Le petit lac avait résisté de nombreux mois après les abondantes pluies automnales. La terre semblait incapable d'absorber toute cette eau. Mais quand arriva le mois de février et que la chaleur favorisa l'évaporation, le niveau des eaux s'abaissa notablement en peu de temps. Je ne sais plus lequel d'entre nous, un beau jour, s'étant avancé à l'aide de la perche au milieu du petit lac sans prévoir qu'un danger était dissimulé au-dessous de lui dans la vase du marais, alla s'échouer sur un bas-fond, ayant tout loisir de pleurer, désespéré que personne ne parût en mesure de le tirer de là. Même avec des cuissardes de chasseur de gibier d'eau qui montaient jusqu'à l'aine, on craignait d'entrer dans ce bourbier parce qu'il circulait des histoires de sables mouvants, de personnes et de bêtes autrefois englouties dans la vase. Le garçon était toujours en train de pleurer et de se désespérer quand son père arriva, muni d'une longue corde, avec laquelle, après quelques tentatives – comme dans les westerns où les cow-boys font tournoyer un lasso pour attraper un veau par l'encolure – il réussit à l'atteindre. Nous aussi prêtâmes notre concours pour le ramener sur la rive, lui et le toit tout entier retourné. Comme si notre camarade n'avait pas eu son compte, il se prit une paire de gifles de la part de son père qui, en quelque sorte, avait lui aussi besoin de décompresser.

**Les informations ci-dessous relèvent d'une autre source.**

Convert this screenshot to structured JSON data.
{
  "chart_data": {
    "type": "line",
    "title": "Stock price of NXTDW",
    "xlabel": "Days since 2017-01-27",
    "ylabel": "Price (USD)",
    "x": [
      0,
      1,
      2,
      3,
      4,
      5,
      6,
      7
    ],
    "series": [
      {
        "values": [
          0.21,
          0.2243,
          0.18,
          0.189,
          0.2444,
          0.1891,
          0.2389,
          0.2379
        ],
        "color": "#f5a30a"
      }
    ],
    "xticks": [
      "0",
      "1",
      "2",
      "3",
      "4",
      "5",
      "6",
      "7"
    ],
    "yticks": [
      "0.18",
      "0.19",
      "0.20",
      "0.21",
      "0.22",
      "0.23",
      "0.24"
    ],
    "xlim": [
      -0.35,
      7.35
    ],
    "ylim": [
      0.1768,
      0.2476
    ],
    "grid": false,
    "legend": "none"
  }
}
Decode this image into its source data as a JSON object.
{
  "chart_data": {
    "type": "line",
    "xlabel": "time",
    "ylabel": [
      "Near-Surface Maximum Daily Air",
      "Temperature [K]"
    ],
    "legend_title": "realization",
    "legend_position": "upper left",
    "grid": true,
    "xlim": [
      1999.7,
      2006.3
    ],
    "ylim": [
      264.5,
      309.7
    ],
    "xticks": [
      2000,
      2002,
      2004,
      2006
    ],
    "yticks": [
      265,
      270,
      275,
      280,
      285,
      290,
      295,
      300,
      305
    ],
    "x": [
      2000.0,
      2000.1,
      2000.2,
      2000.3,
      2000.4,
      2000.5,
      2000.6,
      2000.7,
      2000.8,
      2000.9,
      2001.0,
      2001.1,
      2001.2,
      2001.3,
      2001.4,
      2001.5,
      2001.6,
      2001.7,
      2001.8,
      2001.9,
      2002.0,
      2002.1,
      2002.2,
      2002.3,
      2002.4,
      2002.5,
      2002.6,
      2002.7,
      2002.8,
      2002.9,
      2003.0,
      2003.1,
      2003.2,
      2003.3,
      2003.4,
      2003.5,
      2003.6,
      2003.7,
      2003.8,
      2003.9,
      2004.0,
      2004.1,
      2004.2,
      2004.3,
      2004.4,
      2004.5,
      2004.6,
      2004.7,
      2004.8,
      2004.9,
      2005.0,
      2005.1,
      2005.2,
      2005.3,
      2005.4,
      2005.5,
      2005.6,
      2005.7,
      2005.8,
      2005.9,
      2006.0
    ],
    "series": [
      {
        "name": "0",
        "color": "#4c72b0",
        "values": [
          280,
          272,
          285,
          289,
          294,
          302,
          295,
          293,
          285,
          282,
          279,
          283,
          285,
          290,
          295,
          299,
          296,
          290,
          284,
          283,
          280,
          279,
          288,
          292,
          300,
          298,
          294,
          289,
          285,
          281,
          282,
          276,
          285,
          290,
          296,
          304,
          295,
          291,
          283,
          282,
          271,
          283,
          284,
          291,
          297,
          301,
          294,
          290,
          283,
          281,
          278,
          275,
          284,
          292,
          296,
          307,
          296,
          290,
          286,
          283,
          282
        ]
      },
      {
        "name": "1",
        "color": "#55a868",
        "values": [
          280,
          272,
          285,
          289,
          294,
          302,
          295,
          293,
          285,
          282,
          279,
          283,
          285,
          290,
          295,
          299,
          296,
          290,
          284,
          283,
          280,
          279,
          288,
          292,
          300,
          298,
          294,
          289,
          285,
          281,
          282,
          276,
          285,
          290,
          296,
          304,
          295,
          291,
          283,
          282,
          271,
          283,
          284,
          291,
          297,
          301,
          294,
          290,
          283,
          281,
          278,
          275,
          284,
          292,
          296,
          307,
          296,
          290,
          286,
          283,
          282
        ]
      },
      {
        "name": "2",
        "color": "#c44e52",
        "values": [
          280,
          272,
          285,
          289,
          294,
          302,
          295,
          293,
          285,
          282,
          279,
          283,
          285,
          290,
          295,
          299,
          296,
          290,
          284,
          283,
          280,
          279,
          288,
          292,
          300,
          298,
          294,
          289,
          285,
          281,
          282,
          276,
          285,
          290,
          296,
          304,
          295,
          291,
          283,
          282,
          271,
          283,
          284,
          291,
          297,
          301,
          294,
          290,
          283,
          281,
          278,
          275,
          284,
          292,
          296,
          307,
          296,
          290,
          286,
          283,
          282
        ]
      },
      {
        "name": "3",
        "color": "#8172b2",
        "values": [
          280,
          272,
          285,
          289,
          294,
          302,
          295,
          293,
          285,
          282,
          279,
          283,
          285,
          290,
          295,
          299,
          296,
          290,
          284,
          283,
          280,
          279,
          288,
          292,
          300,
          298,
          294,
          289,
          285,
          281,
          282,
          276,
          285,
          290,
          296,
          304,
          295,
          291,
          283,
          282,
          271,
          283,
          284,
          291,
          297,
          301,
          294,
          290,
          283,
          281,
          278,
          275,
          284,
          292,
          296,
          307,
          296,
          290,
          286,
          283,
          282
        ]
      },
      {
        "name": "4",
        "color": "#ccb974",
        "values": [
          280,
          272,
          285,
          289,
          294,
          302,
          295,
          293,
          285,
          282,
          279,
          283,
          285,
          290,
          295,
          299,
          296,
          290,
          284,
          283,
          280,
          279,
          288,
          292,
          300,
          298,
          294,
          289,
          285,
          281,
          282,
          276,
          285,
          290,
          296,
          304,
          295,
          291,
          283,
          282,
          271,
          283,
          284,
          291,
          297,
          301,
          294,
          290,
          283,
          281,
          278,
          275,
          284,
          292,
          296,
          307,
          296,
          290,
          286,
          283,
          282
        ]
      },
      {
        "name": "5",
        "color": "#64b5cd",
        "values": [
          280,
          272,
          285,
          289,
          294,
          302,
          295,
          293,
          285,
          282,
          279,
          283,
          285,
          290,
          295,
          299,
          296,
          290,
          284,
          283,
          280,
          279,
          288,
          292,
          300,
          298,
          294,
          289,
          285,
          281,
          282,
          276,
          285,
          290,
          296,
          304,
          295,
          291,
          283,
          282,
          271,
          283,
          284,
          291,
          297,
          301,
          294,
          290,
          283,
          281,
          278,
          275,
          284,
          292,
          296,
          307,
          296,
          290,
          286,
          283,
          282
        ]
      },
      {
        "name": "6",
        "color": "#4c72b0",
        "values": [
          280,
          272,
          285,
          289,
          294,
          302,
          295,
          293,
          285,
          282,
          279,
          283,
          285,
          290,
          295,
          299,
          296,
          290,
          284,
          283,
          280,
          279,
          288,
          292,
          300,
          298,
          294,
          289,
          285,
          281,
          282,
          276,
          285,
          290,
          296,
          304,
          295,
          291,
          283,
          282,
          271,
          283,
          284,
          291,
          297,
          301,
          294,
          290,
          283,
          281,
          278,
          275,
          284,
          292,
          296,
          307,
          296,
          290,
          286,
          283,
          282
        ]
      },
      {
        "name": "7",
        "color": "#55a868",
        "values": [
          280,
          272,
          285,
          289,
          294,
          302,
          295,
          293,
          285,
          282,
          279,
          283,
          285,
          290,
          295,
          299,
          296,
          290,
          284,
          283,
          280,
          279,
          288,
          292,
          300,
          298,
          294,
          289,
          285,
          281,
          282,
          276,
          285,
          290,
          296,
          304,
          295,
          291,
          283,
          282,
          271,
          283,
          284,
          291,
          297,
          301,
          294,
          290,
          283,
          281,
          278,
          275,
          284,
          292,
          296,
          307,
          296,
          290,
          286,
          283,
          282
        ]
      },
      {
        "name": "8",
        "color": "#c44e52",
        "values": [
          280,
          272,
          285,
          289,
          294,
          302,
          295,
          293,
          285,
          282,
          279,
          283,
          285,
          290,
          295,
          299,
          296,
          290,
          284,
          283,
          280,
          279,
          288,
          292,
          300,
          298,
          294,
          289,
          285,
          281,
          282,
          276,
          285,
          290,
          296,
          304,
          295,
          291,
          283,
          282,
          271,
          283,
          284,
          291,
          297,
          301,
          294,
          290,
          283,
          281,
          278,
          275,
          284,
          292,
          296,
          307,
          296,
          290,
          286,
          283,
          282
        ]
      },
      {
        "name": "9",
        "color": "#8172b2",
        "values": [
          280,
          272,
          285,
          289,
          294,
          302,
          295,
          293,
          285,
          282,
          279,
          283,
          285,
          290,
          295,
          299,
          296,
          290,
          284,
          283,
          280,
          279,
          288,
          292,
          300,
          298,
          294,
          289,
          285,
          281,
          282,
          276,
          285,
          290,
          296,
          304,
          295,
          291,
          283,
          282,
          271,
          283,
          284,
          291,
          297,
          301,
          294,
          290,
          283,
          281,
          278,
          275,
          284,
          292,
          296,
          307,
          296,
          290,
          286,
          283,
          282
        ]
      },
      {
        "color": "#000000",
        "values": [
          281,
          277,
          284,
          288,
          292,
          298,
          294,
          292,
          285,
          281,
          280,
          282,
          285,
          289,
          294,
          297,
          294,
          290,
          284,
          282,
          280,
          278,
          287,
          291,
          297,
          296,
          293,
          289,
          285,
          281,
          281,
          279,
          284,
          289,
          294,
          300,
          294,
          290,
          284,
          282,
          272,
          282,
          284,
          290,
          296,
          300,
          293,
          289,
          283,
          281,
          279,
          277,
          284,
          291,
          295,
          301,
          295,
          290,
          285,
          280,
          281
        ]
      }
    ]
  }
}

Quelques jours après la formation du petit lac, apparaissaient soudain dans ses eaux des milliers d'animalcules étranges, en tout point semblables aux spermatozoïdes visibles au microscope et dont la taille augmentait de jour en jour. Cette eau tombée du ciel en abondance avait favorisé l'éclosion des œufs de grenouilles, donnant naissance à des têtards que nous mettions dans de petits seaux, ceux-là mêmes que nous avions utilisés sur la plage l'été précédent, pour les emporter à la maison comme trophées de nos après-midi passés dehors. Inévitablement, après une brève agonie, ils mouraient. Il aurait mieux valu les laisser dans l'eau du marais. De toute façon, dès février, quand le printemps commençait à se faire sentir et que la chaleur asséchait le petit lac, la majeure partie d'entre eux mouraient, ils étaient peu nombreux à se métamorphoser en grenouilles qui iraient se cacher dans des anfractuosités du sol où l'année suivante elles déposeraient leurs œufs. En mars, là où le mois précédent se trouvait un petit lac, c'était un triste spectacle : le tracteur passait sur le terrain sec, retournait la terre, ensevelissant sans pitié tout ce qu'elle portait à foison et semait la mort dans ce monde qui auparavant grouillait de vie. Les oiseaux n'attendraient pas qu'il fasse nuit pour y venir picorer.

 

 

1- Le taraletto était un séchoir à tabac constitué d'un cadre de bois de forme rectangulaire, dont le grand côté mesurait deux mètres environ, supporté par quatre pieds d'une trentaine de centimètres de hauteur. Une ouverture en son milieu d'un peu plus d'un mètre de côté permettait de suspendre les feuilles de tabac, enfilées en chapelets dès le lendemain de la récolte, souvent par les femmes et les enfants. Les taraletti étaient exposés au soleil, y compris sur la voie publique . En cas de menace de pluie, on les recouvrait d'une bâche ou bien on les mettait à l'abri, en les portant comme des brancards.